Low volatility strategies are designed to provide investors with protection in falling markets and participation in rising markets. Disappointments can occur in two ways:
- The strategy underperforms falling markets
- The strategy falls during rising markets
Success rates for the S&P 500® Low Volatility Index approximate 85% on both of these dimensions.
The first quarter of 2018 was unusual, as the market initially underwent an expansive phase, during which cyclical sectors outperformed, up until the market peak on Jan. 26, 2018. Subsequent to this peak, the market began to decline when defensive sectors eventually outperformed.
How was low volatility affected by this regime shift? Let us start with January, when the U.S. market was off to a booming start, with the S&P 500 up 5.73%, while the S&P 500 Low Volatility Index lagged, only up 2.65%. This outcome is expected: Underperformance in a rising market is not a failure, but one of the inherent features of low volatility strategies.
In February, low volatility underperformed the market, with the S&P 500 Low Volatility Index down 4.24%, while the S&P 500 was down 3.69%. This outcome is unexpected: Underperformance in a falling market is a failure of protection, one of the key benefits of low volatility strategies.
But before we can declare failure, we need to understand better what happened in February.
An underweight to information technology, which was the best-performing sector in February, was the main driver of low volatility’s February underperformance, along with an overweight to utilities and real estate. These three sector tilts together cost the strategy 1.05% (in a month when it underperformed by only 0.55%).

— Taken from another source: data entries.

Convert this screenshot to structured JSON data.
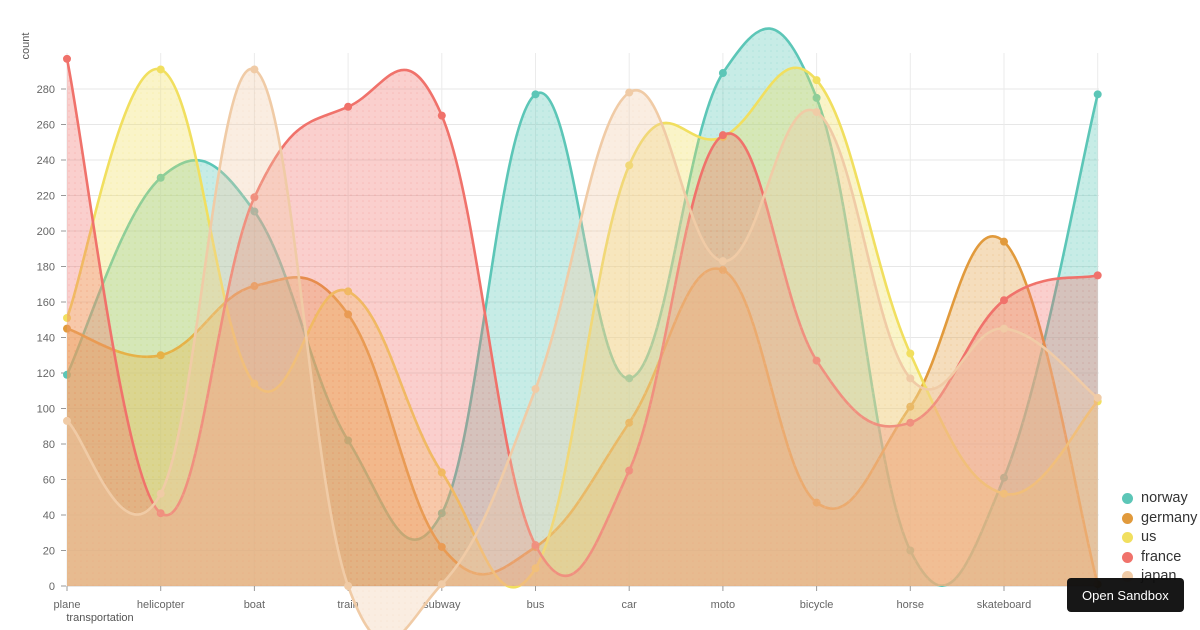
{
  "chart_data": {
    "type": "line",
    "smooth": true,
    "area": true,
    "grid": true,
    "legend_position": "right-bottom",
    "xlabel": "transportation",
    "ylabel": "count",
    "ylim": [
      0,
      300
    ],
    "ytick_step": 20,
    "yticks": [
      0,
      20,
      40,
      60,
      80,
      100,
      120,
      140,
      160,
      180,
      200,
      220,
      240,
      260,
      280
    ],
    "categories": [
      "plane",
      "helicopter",
      "boat",
      "train",
      "subway",
      "bus",
      "car",
      "moto",
      "bicycle",
      "horse",
      "skateboard",
      ""
    ],
    "series": [
      {
        "name": "norway",
        "color": "#5CC6B7",
        "values": [
          119,
          230,
          211,
          82,
          41,
          277,
          117,
          289,
          275,
          20,
          61,
          277
        ]
      },
      {
        "name": "germany",
        "color": "#E19A3C",
        "values": [
          145,
          130,
          169,
          153,
          22,
          22,
          92,
          178,
          47,
          101,
          194,
          1
        ]
      },
      {
        "name": "us",
        "color": "#F1DF5F",
        "values": [
          151,
          291,
          114,
          166,
          64,
          10,
          237,
          253,
          285,
          131,
          52,
          104
        ]
      },
      {
        "name": "france",
        "color": "#F0726B",
        "values": [
          297,
          41,
          219,
          270,
          265,
          23,
          65,
          254,
          127,
          92,
          161,
          175
        ]
      },
      {
        "name": "japan",
        "color": "#F0CBA6",
        "values": [
          93,
          52,
          291,
          0,
          1,
          111,
          278,
          183,
          267,
          117,
          145,
          106
        ]
      }
    ],
    "colors": {
      "grid_line": "#e7e7e7",
      "vertical_grid_line": "#ebebeb",
      "axis_line": "#cfcfcf",
      "tick": "#999999",
      "axis_text": "#666666",
      "legend_text": "#333333"
    }
  },
  "legend": {
    "items": [
      "norway",
      "germany",
      "us",
      "france",
      "japan"
    ]
  },
  "overlay": {
    "open_sandbox_label": "Open Sandbox"
  }
}
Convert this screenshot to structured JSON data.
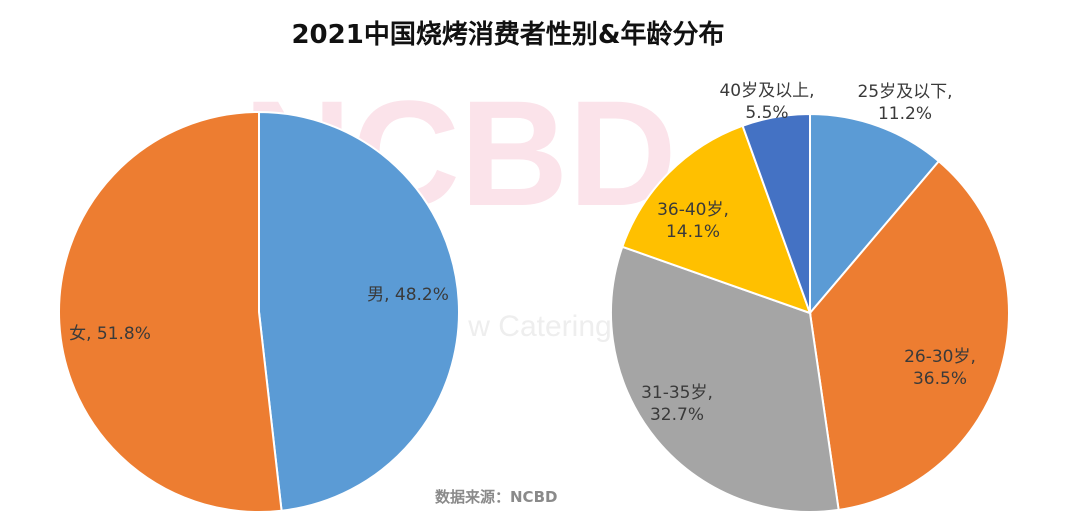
{
  "title": "2021中国烧烤消费者性别&年龄分布",
  "source": "数据来源：NCBD",
  "watermark": {
    "big": "NCBD",
    "small": "w Catering"
  },
  "chart_data": [
    {
      "type": "pie",
      "title": "",
      "slices": [
        {
          "name": "男",
          "value": 48.2,
          "label": "男, 48.2%",
          "color": "#5B9BD5"
        },
        {
          "name": "女",
          "value": 51.8,
          "label": "女, 51.8%",
          "color": "#ED7D31"
        }
      ]
    },
    {
      "type": "pie",
      "title": "",
      "slices": [
        {
          "name": "25岁及以下",
          "value": 11.2,
          "label_lines": [
            "25岁及以下,",
            "11.2%"
          ],
          "color": "#5B9BD5"
        },
        {
          "name": "26-30岁",
          "value": 36.5,
          "label_lines": [
            "26-30岁,",
            "36.5%"
          ],
          "color": "#ED7D31"
        },
        {
          "name": "31-35岁",
          "value": 32.7,
          "label_lines": [
            "31-35岁,",
            "32.7%"
          ],
          "color": "#A5A5A5"
        },
        {
          "name": "36-40岁",
          "value": 14.1,
          "label_lines": [
            "36-40岁,",
            "14.1%"
          ],
          "color": "#FFC000"
        },
        {
          "name": "40岁及以上",
          "value": 5.5,
          "label_lines": [
            "40岁及以上,",
            "5.5%"
          ],
          "color": "#4472C4"
        }
      ]
    }
  ]
}
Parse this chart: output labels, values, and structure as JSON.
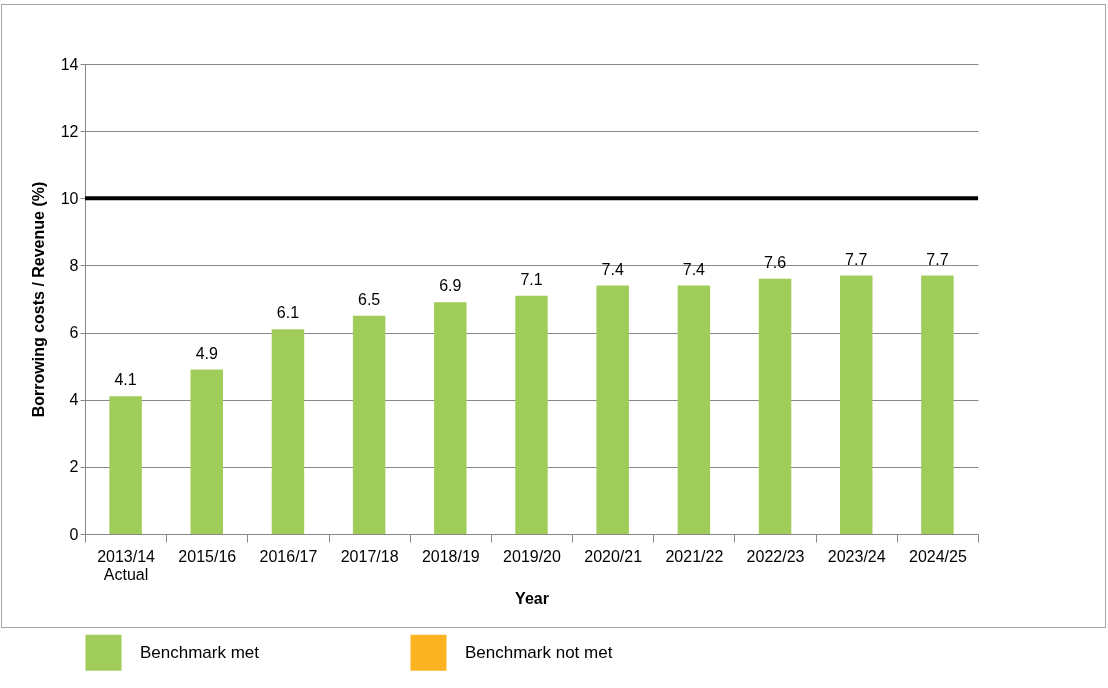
{
  "chart_data": {
    "type": "bar",
    "xlabel": "Year",
    "ylabel": "Borrowing costs / Revenue (%)",
    "categories": [
      "2013/14\nActual",
      "2015/16",
      "2016/17",
      "2017/18",
      "2018/19",
      "2019/20",
      "2020/21",
      "2021/22",
      "2022/23",
      "2023/24",
      "2024/25"
    ],
    "series": [
      {
        "name": "Benchmark met",
        "color": "#a0cc59",
        "values": [
          4.1,
          4.9,
          6.1,
          6.5,
          6.9,
          7.1,
          7.4,
          7.4,
          7.6,
          7.7,
          7.7
        ]
      },
      {
        "name": "Benchmark not met",
        "color": "#fbb321",
        "values": [
          null,
          null,
          null,
          null,
          null,
          null,
          null,
          null,
          null,
          null,
          null
        ]
      }
    ],
    "ylim": [
      0,
      14
    ],
    "yticks": [
      0,
      2,
      4,
      6,
      8,
      10,
      12,
      14
    ],
    "grid": "y",
    "legend": "bottom",
    "data_labels": true,
    "ref_lines": [
      {
        "axis": "y",
        "value": 10,
        "color": "#000000"
      }
    ]
  }
}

But low volatility did indeed subsequently deliver protection. March’s performance was a complete reversal from February’s—low volatility now handily beat the market, with the S&P 500 Low Volatility Index up 0.85%, compared to the S&P 500’s bleak performance, down 2.54%. Overweights to utilities, real estate, and financials, along with an underweight to information technology, contributed 2.85% to the strategy’s outperformance. These are the very same sector tilts that detracted from February’s performance.
The outperformance in March required enduring some underperformance in February. This illustrates a broader, more important principle: Evaluating any factor strategy over a period as short as one quarter requires paying careful attention to the nature of the investment environment.